The
refinance was securitized as a SASB CMSB transaction for the 53 hotels, which
were valued at $960 million.
NEW YORK — New York City-based MCR and Stamford, Connecticut-based Building and
Land Technology (BLT) have closed $632 million, three-year, fixed-rate
financing on a portfolio of 53 hotels across the U.S. The loan was securitized
in a single-asset, single-borrower CMBS SASB transaction, with the entire
portfolio valued at $960 million.
The portfolio of hotels, including 33
Marriotts and 20 Hiltons, totals 5,958 rooms and was acquired by MCR and BLT
between 2013 and 2015. They are spread out across 14 states, including Texas,
Arizona, Virginia and North Carolina. Collectively, over $118 million of
capital expenditures have been invested in the portfolio.

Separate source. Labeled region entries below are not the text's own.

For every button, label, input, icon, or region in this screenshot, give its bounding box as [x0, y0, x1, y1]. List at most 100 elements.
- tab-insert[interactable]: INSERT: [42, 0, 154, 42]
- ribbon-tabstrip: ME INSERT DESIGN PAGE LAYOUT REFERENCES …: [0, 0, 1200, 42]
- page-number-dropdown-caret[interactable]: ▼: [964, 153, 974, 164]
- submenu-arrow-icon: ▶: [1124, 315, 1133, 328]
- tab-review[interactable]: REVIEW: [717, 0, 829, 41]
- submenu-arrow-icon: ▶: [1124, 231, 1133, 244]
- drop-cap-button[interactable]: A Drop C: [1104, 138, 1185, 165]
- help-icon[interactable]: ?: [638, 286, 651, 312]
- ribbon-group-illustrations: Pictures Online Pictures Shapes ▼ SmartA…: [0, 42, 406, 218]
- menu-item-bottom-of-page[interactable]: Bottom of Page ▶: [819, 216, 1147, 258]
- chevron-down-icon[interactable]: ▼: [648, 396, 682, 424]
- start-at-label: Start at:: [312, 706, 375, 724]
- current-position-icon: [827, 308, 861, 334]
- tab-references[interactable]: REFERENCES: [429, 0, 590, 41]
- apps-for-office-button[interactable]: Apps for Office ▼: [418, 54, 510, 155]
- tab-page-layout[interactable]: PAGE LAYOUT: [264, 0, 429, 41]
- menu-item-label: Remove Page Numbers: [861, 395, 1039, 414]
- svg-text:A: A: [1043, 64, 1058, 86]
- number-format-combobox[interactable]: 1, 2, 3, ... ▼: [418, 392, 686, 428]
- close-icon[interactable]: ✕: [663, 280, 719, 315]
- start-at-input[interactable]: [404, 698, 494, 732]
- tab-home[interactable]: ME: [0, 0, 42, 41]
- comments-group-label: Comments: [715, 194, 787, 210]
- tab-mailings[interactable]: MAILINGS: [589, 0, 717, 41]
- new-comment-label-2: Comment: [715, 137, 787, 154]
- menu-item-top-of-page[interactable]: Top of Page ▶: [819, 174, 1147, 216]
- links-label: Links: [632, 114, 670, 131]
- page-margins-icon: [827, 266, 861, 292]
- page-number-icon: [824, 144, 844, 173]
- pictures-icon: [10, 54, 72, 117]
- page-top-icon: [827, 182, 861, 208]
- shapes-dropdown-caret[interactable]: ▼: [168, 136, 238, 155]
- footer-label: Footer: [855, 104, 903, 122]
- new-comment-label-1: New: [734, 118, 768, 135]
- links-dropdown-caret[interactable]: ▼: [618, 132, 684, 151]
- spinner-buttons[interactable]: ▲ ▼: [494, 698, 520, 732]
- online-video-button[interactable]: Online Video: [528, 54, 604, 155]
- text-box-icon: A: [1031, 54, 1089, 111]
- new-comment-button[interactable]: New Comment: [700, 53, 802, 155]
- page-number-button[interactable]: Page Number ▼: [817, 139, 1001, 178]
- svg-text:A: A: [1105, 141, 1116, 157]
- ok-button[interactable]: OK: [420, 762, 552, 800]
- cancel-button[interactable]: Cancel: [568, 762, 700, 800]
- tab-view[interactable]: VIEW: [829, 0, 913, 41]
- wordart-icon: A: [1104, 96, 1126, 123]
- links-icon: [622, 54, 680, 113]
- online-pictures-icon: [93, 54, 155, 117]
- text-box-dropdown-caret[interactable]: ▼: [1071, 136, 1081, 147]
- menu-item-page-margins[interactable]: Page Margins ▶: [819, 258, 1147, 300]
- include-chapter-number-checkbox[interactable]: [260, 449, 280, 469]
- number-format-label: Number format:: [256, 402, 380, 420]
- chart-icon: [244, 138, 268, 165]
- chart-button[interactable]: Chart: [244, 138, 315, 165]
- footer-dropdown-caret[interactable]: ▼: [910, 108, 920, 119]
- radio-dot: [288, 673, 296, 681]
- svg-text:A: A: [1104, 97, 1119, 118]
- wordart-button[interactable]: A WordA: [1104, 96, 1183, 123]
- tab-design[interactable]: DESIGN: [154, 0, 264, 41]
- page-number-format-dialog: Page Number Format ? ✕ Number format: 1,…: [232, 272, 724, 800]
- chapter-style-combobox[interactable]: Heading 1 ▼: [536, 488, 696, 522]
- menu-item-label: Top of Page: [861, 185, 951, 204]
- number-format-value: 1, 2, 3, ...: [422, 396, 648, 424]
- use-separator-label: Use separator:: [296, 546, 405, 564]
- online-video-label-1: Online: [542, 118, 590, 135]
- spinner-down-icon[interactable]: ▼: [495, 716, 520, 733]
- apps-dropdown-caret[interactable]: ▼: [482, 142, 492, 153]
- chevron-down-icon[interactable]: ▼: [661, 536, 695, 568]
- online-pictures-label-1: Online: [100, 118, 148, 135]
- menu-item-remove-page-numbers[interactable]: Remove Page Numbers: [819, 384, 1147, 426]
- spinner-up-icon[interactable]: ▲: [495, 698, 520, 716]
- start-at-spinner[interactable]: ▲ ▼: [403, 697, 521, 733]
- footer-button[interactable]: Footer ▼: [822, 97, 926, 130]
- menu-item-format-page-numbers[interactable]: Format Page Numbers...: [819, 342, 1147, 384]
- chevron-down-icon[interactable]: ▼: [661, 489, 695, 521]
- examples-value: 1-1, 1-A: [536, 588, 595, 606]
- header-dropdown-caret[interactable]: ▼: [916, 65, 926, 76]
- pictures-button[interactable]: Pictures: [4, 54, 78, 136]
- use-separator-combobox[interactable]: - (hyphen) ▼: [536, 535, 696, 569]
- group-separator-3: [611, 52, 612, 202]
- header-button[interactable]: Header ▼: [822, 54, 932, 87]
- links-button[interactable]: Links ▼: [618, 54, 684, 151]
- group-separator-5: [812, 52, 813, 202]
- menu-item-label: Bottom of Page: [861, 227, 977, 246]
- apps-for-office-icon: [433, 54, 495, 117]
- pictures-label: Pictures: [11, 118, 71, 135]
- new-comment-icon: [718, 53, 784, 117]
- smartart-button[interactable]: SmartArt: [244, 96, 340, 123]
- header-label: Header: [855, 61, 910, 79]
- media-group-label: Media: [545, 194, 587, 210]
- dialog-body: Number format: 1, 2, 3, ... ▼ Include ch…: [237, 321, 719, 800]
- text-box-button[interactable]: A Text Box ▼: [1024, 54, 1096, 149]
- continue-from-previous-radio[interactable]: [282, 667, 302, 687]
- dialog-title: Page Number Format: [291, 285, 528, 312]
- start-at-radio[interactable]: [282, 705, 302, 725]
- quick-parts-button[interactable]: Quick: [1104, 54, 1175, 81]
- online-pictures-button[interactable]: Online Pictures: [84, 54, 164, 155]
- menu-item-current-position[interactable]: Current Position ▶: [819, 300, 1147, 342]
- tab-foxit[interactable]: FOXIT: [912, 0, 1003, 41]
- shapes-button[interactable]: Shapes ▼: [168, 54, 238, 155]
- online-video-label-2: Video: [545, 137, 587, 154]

At closing, the 53 hotels had over $64
million of net operating income (NOI) on a trailing 12-month basis, up from $55
million NOI in 2021.

It is a great achievement to accomplish a refinancing of this size and scope in today’s challenging debt environment. Pricing on the bonds was strong with our AAA’s coming in at +145. This deal is a great outcome for our partnership.
Carl Kuehner
“This refinancing is a validation of the
quality of assets in the portfolio and the attractive operating and financial
performance of properties managed by MCR,” said MCR Chairman and CEO Tyler
Morse.
The portfolio includes eight Marriott and
Hilton extended-stay and select-service brands, including Residence Inn by
Marriott, Courtyard by Marriott, TownePlace Suites by Marriott, Hilton Garden
Inn and Hampton Inn by Hilton.
“It is a great achievement to
accomplish a refinancing of this size and scope in today’s challenging debt
environment. Pricing on the bonds was strong with our AAA’s coming in at +145.
This deal is a great outcome for our partnership,” said BLT Chairman Carl
Kuehner.
Citigroup Global Markets managed and acted
as bookrunner on the transaction, while Eastdil Secured LLC advised MCR and
BLT. Fried, Frank, Harris, Shriver & Jacobson LLP served as legal advisor.
Last week, Atlanta-based Access Point
Financial (APF) announced it had closed on a $90 million investment that was
part of the overall refinance in the company’s first SASB transaction. APF’s
piece was the capital stack’s last two controlling bond tranches.
APF CEO and Chairman Michael Lipson told
Hotel Investment Today that similar deals could be on the horizon for the
company.
“We will continue to work with the
different participants on the Street. We’re talking to several others right
now,” he said. “We think there’s a couple of potential deals out there that we
definitely have an interest in.”
In February, MCR refinanced a 16-hotel
portfolio for $333 million, the proceeds of which will net $51 million. Those
hotels were acquired primarily in 2020 and 2021, and the portfolio has 2,274
rooms spread across 11 states. That loan was securitized in a floating-rate
single asset, single-borrower CMBS SASB transaction and replaced the original
debt of $268 million at the time of payoff. Deutsche Bank Securities and BMO
Capital Markets served as co-leads on the transaction.